實施例3 :製備觸媒C 爲了製備具有8重量%活性組成物含量和7·5重量%五 氧化二釩,3_2重量%三氧化二銻》0.2重量%磷(按磷計 算)以及其餘爲二氧化鈦之組成物的觸媒C,2000g中空_ 筒狀(8x6x5 mm )塊滑石於流化床塗布器中,70 °C下,用 13.35g五氧化二釩’ 5.7g三氧化二銻,1.34g磷酸二氫錢, 158_65g二氧化鈦(BET表面積爲21m2/g) ,l〇9.4g黏合劑 -25- (22) 1320722 (由水和乙酸乙烯酯/乙烯共聚物(Vinnapas® EP 65 W ’ 來自Wacker)之50%分散液所組成)與2000g水之懸浮液 塗布。活性組成物係以薄膜形式塗布。Example 3: Preparation of Catalyst C For the preparation of 8% by weight of active composition and 7.5 wt% vanadium pentoxide, 3-2 wt% antimony trioxide" 0.2 wt% phosphorus (calculated as phosphorus) and the balance being titanium dioxide Catalyst C of the composition, 2000 g of hollow _ cylindrical (8 x 6 x 5 mm) talc in a fluidized bed coater, at 70 ° C, with 13.35 g of vanadium pentoxide '5.7 g of antimony trioxide, 1.34 g of phosphoric acid Dihydrogen, 158_65g titanium dioxide (BET surface area 21m2/g), l〇9.4g binder-25- (22) 1320722 (from water and vinyl acetate/ethylene copolymer (Vinnapas® EP 65 W ' from Wacker) The composition of 50% dispersion was coated with 2000 g of a suspension of water. The active composition is applied as a film.

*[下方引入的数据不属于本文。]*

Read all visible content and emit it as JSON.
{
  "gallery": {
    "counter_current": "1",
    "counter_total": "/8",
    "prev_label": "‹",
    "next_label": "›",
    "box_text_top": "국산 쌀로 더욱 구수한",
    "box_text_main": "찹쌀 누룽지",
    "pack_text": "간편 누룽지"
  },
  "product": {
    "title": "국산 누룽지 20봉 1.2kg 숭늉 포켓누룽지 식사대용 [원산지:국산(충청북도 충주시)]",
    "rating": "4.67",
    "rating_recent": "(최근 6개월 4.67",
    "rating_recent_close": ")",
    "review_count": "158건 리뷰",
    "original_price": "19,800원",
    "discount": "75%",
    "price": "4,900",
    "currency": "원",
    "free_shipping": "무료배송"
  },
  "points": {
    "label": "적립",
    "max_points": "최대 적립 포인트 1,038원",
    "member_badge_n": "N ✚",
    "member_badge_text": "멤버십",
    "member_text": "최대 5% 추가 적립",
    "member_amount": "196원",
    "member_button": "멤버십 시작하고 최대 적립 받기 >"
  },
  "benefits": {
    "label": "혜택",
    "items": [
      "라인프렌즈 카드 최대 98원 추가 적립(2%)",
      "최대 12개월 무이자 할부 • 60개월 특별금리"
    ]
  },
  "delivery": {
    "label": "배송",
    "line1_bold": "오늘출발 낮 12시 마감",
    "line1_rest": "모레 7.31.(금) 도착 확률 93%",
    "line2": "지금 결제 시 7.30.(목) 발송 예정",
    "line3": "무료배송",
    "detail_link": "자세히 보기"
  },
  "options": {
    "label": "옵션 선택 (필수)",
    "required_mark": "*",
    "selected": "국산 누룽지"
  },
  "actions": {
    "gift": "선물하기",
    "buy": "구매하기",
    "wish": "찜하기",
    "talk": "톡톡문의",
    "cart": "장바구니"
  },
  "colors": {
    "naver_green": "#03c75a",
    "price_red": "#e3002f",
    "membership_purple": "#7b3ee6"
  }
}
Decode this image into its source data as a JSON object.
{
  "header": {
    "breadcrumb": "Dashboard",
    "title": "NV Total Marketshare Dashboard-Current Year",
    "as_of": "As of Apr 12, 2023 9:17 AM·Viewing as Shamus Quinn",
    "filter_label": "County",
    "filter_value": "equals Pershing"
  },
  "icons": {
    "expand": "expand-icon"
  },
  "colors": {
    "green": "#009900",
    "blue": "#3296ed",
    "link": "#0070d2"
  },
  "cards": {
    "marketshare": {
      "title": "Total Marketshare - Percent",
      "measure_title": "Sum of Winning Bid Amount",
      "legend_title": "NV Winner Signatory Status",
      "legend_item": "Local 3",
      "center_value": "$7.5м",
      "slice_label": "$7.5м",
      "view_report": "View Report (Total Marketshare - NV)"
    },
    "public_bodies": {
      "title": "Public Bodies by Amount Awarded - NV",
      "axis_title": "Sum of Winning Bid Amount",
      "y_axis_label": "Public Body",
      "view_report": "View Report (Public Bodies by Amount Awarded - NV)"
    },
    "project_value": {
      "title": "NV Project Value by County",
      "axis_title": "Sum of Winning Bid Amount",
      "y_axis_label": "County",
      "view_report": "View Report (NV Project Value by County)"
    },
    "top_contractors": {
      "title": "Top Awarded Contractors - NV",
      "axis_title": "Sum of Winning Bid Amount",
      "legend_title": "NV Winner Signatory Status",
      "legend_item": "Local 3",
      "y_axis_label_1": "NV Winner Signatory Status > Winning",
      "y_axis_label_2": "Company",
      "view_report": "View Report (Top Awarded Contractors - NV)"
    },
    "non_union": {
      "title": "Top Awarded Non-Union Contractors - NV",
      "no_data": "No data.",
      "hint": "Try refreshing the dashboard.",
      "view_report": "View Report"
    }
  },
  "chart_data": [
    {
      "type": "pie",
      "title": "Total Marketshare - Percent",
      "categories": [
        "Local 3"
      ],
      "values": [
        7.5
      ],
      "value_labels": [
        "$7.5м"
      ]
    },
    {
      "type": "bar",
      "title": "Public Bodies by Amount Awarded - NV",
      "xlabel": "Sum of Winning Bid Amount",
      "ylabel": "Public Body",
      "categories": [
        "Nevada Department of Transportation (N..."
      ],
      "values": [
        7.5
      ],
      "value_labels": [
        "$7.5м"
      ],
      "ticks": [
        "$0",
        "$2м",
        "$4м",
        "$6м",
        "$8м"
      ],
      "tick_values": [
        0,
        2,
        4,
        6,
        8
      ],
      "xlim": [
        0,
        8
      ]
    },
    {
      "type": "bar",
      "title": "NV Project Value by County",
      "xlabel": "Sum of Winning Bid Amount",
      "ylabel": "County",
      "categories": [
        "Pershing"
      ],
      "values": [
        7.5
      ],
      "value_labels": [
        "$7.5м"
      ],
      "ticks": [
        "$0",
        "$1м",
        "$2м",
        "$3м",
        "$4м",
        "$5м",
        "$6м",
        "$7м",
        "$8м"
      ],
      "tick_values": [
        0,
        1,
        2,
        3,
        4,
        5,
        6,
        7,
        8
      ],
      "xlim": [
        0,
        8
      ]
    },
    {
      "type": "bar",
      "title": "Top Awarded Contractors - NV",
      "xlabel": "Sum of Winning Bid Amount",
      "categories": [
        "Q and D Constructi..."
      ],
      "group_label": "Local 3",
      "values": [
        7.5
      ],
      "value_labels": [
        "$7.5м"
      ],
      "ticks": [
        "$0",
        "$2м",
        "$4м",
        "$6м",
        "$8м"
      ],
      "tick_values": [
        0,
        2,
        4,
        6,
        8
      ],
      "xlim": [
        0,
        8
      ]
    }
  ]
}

實施例4:製備觸媒D 爲了製備具有9重量%活性組成物含量和7.5重量%五 氧化二釩,3.2重量%三氧化二銻,0.40重量%鉋(按铯計 φ 算),0.2重量%磷(按磷計算)以及其餘爲二氧化鈦之 組成物的觸媒D,2000g中空圓筒狀(8x6x5mm)塊滑石於 流化床塗布器中,70°C下,用17.0g五氧化二釩,7.0g三氧 化二銻,l.lg硫酸鉋,1.65g磷酸二氫銨,194.9g二氧化鈦 (BET表面積爲21m2/g) ,l〇2.1g黏合劑(由水和乙酸乙 烯酯/乙烯共聚物(Vinnapas® EP 65 W,來自Wacker)之 50%分散液所組成)與2000g水之懸浮液塗布。活性組成 物係以薄膜形式塗布。Example 4: Preparation of Catalyst D For the preparation of 9% by weight of active composition and 7.5% by weight of vanadium pentoxide, 3.2% by weight of antimony trioxide, 0.40% by weight of planer (calculated as φ), 0.2% by weight Phosphorus (calculated as phosphorus) and the remaining catalyst D of titanium dioxide composition, 2000 g of hollow cylindrical (8 x 6 x 5 mm) talc in a fluid bed coater, 70 ° C, with 17.0 g of vanadium pentoxide, 7.0 g antimony trioxide, l.lg sulfuric acid planer, 1.65g ammonium dihydrogen phosphate, 194.9g titanium dioxide (BET surface area 21m2 / g), l〇2.1g binder (from water and vinyl acetate / ethylene copolymer (Vinnapas ® EP 65 W, consisting of 50% dispersion of Wacker) coated with 2000 g of water suspension. The active composition is applied as a film.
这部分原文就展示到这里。